Pour sa part, le Budget de développement n’augmentera que de Rs 1,3 milliard en 2013 pour s’élever à Rs 11,7 milliards, l’équivalent de 3,1 % du PIB. Toutefois, il était prévu de dépenser en 2012 Rs 14,3 milliards, soit 4,1% du PIB. Le manque de capacité du gouvernement à exécuter des projets lui a permis d’économiser près de Rs 4 milliards et d’afficher ainsi un déficit budgétaire plus bas. C’est une simple opération comptable qui n’a rien à voir avec la macroéconomie. Une bonne gestion macroéconomique aurait été de pallier la faiblesse de l’investissement privé par un plus grand investissement

Certes, on a dépensé Rs 3,6 milliards à partir des fonds extrabudgétaires en 2012. Mais là aussi, on n’a pas utilisé ces ressources à bon escient. Ainsi, le National Resilience Fund (NRF) n’a décaissé que Rs 777 millions sur un montant de Rs 3,3 milliards initialement prévu. Et encore que Rs 249 millions ont été consacrées à des campagnes de promotion à l’étranger, lesquelles ne sont pas réellement des dépenses d’investissement.

Le NRF semble perdre de son importance alors même que la situation économique risque de se détériorer dans les années à venir. Ainsi, un transfert de Rs 1,2 milliard sera effectué du NRF au Budget en 2013, et un autre de Rs 3 milliards en 2014. Un nouveau plan de relance budgétaire est pourtant nécessaire pour donner une impulsion à notre économie.

Dans un rapport sur Maurice, le FMI souligne que les fonds spéciaux hors-budget sont « macroeconomically important ». Le solde budgétaire se définit, en principe, comme la différence entre toutes les dépenses et tous les revenus. Si l’on ramène les dépenses et les revenus extra-budgétaires dans le Budget, le déficit budgétaire consolidé sera de 2,9 % du PIB en 2012 et de 3,2 % en 2013. Ces taux sont encore flatteurs mais, paraît-il, Maurice doit se mettre au même niveau que ses pairs afin de préserver sa notation auprès de Moody's.

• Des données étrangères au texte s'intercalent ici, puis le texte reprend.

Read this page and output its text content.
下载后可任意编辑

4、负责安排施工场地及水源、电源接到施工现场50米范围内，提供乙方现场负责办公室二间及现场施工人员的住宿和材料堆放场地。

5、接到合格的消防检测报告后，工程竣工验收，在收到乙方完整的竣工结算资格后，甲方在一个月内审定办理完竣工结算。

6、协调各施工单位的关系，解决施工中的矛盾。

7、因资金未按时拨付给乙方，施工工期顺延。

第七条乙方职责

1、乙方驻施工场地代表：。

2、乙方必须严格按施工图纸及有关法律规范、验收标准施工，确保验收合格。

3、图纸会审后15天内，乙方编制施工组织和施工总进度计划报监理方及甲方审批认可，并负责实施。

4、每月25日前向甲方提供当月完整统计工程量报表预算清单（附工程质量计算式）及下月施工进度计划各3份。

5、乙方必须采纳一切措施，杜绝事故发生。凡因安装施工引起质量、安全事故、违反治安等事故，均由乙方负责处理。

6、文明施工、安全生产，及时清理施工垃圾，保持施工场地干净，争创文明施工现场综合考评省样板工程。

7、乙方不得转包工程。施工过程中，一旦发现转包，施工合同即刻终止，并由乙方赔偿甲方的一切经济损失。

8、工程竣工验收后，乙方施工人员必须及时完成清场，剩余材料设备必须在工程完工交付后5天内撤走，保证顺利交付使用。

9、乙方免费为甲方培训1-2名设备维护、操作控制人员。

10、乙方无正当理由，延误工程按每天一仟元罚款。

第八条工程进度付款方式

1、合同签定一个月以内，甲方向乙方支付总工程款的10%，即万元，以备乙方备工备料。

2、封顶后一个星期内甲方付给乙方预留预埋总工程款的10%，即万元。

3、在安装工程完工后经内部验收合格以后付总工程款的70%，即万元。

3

Il convient d’arrêter ces jeux comptables au nom de la transparence des chiffres. D’abord, il est grand temps que le ministère des Finances innove en publiant les données réelles des finances publiques après chaque trimestre, au lieu de les révéler une seule fois par an à l’occasion de la présentation du Budget. Ensuite, comme le préconise le FMI, tous les fonds spéciaux doivent être inclus dans le Budget. Les marchés évalueront alors correctement les prix des titres publics.

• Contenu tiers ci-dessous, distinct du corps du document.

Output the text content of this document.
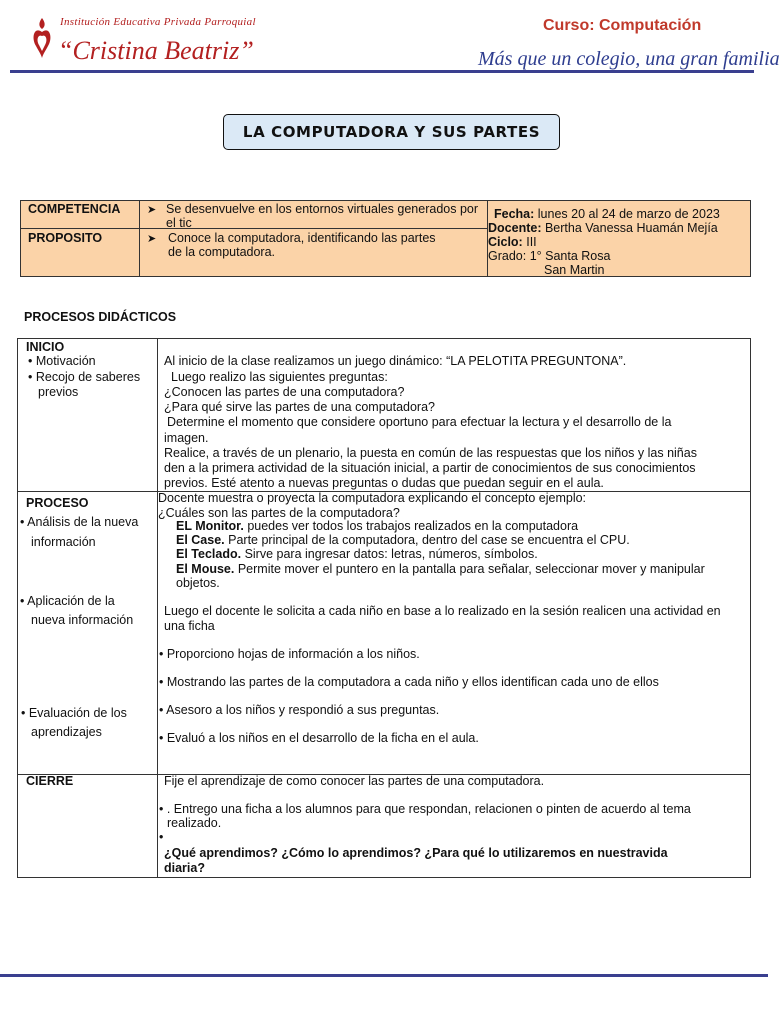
Institución Educativa Privada Parroquial
“Cristina Beatriz”
Curso: Computación
Más que un colegio, una gran familia
LA COMPUTADORA Y SUS PARTES
COMPETENCIA ➤ Se desenvuelve en los entornos virtuales generados por el tic
PROPOSITO	➤ Conoce la computadora, identificando las partes
de la computadora.
Fecha: lunes 20 al 24 de marzo de 2023
Docente: Bertha Vanessa Huamán Mejía
Ciclo: III
Grado: 1° Santa Rosa
San Martin
PROCESOS DIDÁCTICOS
INICIO
• Motivación
• Recojo de saberes
previos
Al inicio de la clase realizamos un juego dinámico: “LA PELOTITA PREGUNTONA”.
Luego realizo las siguientes preguntas:
¿Conocen las partes de una computadora?
¿Para qué sirve las partes de una computadora?
Determine el momento que considere oportuno para efectuar la lectura y el desarrollo de la
imagen.
Realice, a través de un plenario, la puesta en común de las respuestas que los niños y las niñas
den a la primera actividad de la situación inicial, a partir de conocimientos de sus conocimientos
previos. Esté atento a nuevas preguntas o dudas que puedan seguir en el aula.
PROCESO
• Análisis de la nueva
información
• Aplicación de la
nueva información
• Evaluación de los
aprendizajes
Docente muestra o proyecta la computadora explicando el concepto ejemplo:
¿Cuáles son las partes de la computadora?
EL Monitor. puedes ver todos los trabajos realizados en la computadora
El Case. Parte principal de la computadora, dentro del case se encuentra el CPU.
El Teclado. Sirve para ingresar datos: letras, números, símbolos.
El Mouse. Permite mover el puntero en la pantalla para señalar, seleccionar mover y manipular
objetos.
Luego el docente le solicita a cada niño en base a lo realizado en la sesión realicen una actividad en
una ficha
• Proporciono hojas de información a los niños.
• Mostrando las partes de la computadora a cada niño y ellos identifican cada uno de ellos
• Asesoro a los niños y respondió a sus preguntas.
• Evaluó a los niños en el desarrollo de la ficha en el aula.
CIERRE	Fije el aprendizaje de como conocer las partes de una computadora.
• . Entrego una ficha a los alumnos para que respondan, relacionen o pinten de acuerdo al tema
realizado.
•
¿Qué aprendimos? ¿Cómo lo aprendimos? ¿Para qué lo utilizaremos en nuestravida
diaria?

Par ailleurs, l’objectif d’avoir un déficit budgétaire de 2,2 % du PIB en 2013 repose sur des hypothèses qui ne sont pas raisonnables. Il est fort peu probable que notre économie réalise une croissance de 4 %, que les arrivées touristiques augmentent de 5 % à 8 %, que les mesures budgétaires soient appliquées à 100 %, et que les recettes fiscales s’approchent des estimations. On sera encore heureux qu’une partie du Budget de développement ne soit pas dépensée...

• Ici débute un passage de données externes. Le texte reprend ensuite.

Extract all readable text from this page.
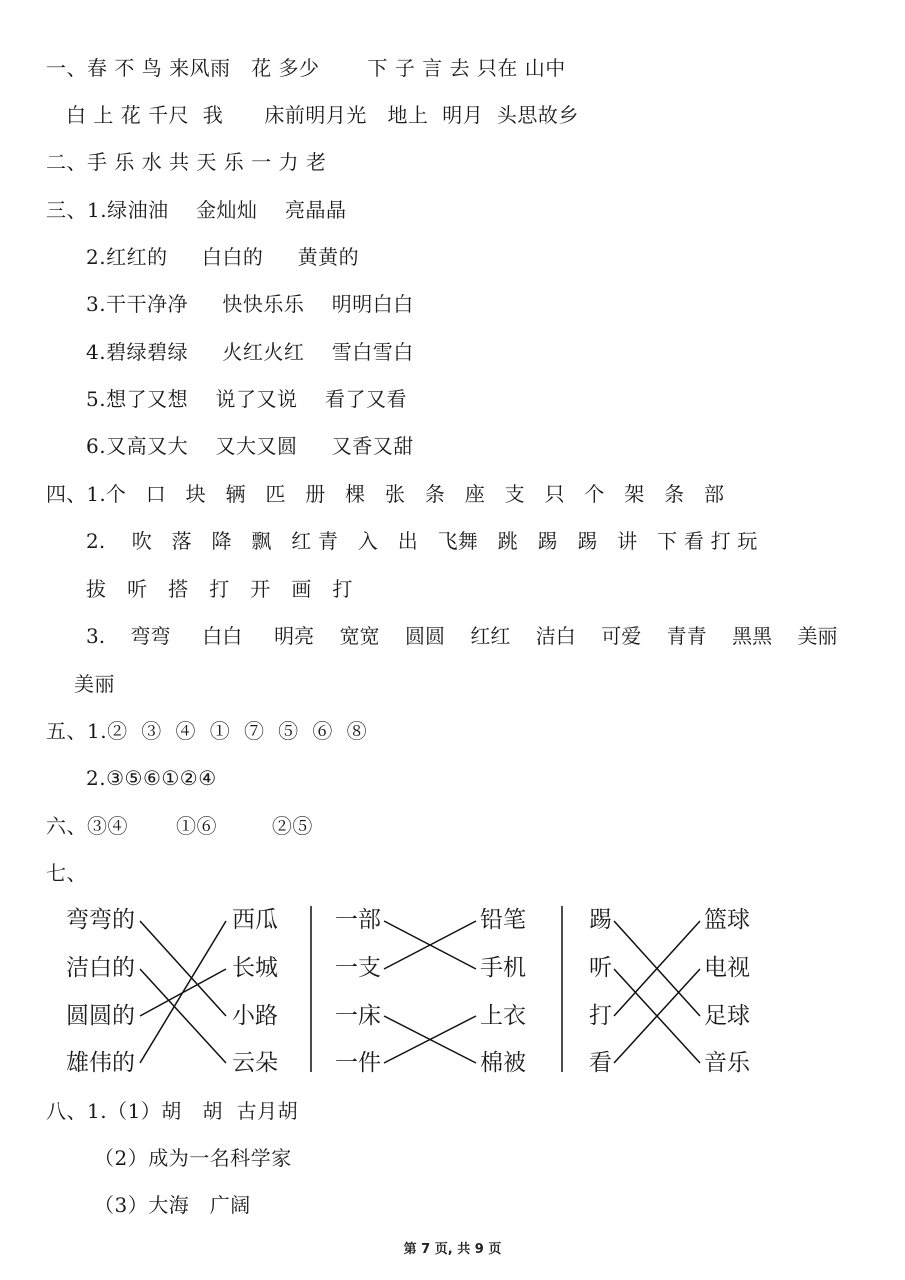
一、春 不 鸟 来风雨   花 多少       下 子 言 去 只在 山中
白 上 花 千尺  我      床前明月光   地上  明月  头思故乡
二、手 乐 水 共 天 乐 一 力 老
三、1.绿油油    金灿灿    亮晶晶
2.红红的     白白的     黄黄的
3.干干净净     快快乐乐    明明白白
4.碧绿碧绿     火红火红    雪白雪白
5.想了又想    说了又说    看了又看
6.又高又大    又大又圆     又香又甜
四、1.个   口   块   辆   匹   册   棵   张   条   座   支   只   个   架   条   部
2.    吹   落   降   飘   红 青   入   出   飞舞   跳   踢   踢   讲   下 看 打 玩
拔   听   搭   打   开   画   打
3.    弯弯     白白     明亮    宽宽    圆圆    红红    洁白    可爱    青青    黑黑    美丽
美丽
五、1.②  ③  ④  ①  ⑦  ⑤  ⑥  ⑧
2.③⑤⑥①②④
六、③④       ①⑥        ②⑤
七、
弯弯的
洁白的
圆圆的
雄伟的
西瓜
长城
小路
云朵
一部
一支
一床
一件
铅笔
手机
上衣
棉被
踢
听
打
看
篮球
电视
足球
音乐
八、1.（1）胡   胡  古月胡
（2）成为一名科学家
（3）大海   广阔
第 7 页, 共 9 页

Une autre hypothèse à retenir, c’est celle d’une dépréciation annuelle de 3,5 % de la roupie. Cela surprend de la part d’un ministère des Finances dont les exportateurs disent qu’il serait en faveur d’une correction importante du taux de change. Si la roupie était si surévaluée, elle le resterait l’année prochaine avec une inflation de 6 % qui rendrait pratiquement stable le taux de change réel de la roupie. Imaginez ce que serait le taux d’inflation s’il fallait dévaluer la roupie par plus de 3,5%... Du comité de politique monétaire, on attend un signal cohérent.